Molecular mechanisms of fluconazole resistance in Candida dubliniensis isolates from human immunodeficiency virus-infected patients with oropharyngeal candidiasis.

Candida dubliniensis is a newly identified species of Candida that is phenotypically similar to but genetically distinct from C. albicans. This organism has been recovered with increasing frequency from the oral cavities of human immunodeficiency virus (HIV)-infected and AIDS patients and has been implicated as a causative agent of oral candidiasis and systemic disease. In the present study we characterized the molecular mechanisms of resistance to fluconazole (FLC) in C. dubliniensis clinical isolates from two different HIV-infected patients with oropharyngeal candidiasis. Isolates were identified to the species level by phenotypic and genotypic tests. DNA-typing techniques were used to assess strain identity. Antifungal susceptibility testing was performed by NCCLS techniques. Northern blotting analysis was used to monitor the expression of genes encoding lanosterol demethylase (ERG11) and efflux transporters (CDR and MDR1) in matched sets of C. dubliniensis-susceptible and -resistant isolates by using probes generated from their homologous C. albicans sequences. In addition, ERG11 genes were amplified by PCR, and their nucleotide sequences were determined in order to detect point mutations with a possible effect in the affinity for azoles. Decreasing susceptibilities to FLC were detected in C. dubliniensis isolates recovered from both patients during the course of treatment.
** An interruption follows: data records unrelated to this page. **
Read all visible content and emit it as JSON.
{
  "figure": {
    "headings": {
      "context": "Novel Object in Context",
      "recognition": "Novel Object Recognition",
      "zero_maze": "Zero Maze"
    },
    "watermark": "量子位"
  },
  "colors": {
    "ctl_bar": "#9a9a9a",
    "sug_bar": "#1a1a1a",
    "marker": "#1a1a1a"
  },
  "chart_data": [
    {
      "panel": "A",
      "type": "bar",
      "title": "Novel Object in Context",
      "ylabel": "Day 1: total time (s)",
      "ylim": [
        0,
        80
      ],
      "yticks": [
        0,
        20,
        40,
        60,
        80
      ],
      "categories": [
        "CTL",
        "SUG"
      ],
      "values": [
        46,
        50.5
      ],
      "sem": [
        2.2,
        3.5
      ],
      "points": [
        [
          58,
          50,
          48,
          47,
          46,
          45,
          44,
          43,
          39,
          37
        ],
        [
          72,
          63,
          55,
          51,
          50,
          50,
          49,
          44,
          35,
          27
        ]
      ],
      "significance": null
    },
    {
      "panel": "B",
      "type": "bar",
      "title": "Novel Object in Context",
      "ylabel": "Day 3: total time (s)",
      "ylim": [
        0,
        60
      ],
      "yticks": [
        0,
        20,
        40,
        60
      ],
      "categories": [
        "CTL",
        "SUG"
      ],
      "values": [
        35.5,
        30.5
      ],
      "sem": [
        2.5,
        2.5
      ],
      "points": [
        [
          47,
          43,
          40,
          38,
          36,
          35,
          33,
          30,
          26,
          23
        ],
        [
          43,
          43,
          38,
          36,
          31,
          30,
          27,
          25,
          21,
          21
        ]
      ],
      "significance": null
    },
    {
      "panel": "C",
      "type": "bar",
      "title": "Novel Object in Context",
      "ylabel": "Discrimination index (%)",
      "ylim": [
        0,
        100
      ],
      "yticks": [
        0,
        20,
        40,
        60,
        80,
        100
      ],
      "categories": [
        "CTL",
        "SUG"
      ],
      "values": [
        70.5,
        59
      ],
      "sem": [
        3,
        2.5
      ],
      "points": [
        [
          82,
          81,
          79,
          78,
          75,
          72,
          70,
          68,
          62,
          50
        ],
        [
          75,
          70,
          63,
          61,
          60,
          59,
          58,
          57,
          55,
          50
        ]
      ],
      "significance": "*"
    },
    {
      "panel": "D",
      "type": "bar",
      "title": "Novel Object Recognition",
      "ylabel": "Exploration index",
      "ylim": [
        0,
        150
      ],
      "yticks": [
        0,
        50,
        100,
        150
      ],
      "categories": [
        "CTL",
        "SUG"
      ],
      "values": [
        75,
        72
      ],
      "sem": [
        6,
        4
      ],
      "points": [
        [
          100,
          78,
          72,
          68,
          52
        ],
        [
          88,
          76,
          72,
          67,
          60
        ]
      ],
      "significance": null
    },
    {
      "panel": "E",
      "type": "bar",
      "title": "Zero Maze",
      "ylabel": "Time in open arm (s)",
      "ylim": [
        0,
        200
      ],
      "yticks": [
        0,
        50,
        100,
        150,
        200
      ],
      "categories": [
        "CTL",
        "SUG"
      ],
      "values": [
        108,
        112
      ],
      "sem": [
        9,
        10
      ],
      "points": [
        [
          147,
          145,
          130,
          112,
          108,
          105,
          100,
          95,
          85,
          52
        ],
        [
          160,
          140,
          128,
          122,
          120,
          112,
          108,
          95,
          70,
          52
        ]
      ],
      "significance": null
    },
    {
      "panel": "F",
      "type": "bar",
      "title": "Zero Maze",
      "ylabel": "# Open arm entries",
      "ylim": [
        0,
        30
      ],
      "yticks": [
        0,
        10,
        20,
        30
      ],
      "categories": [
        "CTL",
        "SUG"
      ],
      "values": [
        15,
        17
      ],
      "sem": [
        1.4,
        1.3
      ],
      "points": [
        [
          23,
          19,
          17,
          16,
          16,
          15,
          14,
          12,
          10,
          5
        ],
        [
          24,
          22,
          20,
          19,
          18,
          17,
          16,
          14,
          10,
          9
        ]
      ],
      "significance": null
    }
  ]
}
FLC-resistant C. dubliniensis isolates from one patient demonstrated combined upregulation of the MDR1, CDR1, and ERG11 genes. Among the isolates from the second patient, all isolates showing decreased susceptibility to FLC demonstrated upregulation of MDR1, whereas the levels of mRNA for the ERG11 genes remained constant and the expression of CDR genes was negligible. Fourteen point mutations were found in the ERG11 genes of the isolates with decreased susceptibility to FLC. These data demonstrate that the development of azole resistance in C. dublinensis clinical isolates from HIV-infected patients treated with FLC is mediated by multiple molecular mechanisms of resistance, similar to the observations found in the case of C. albicans.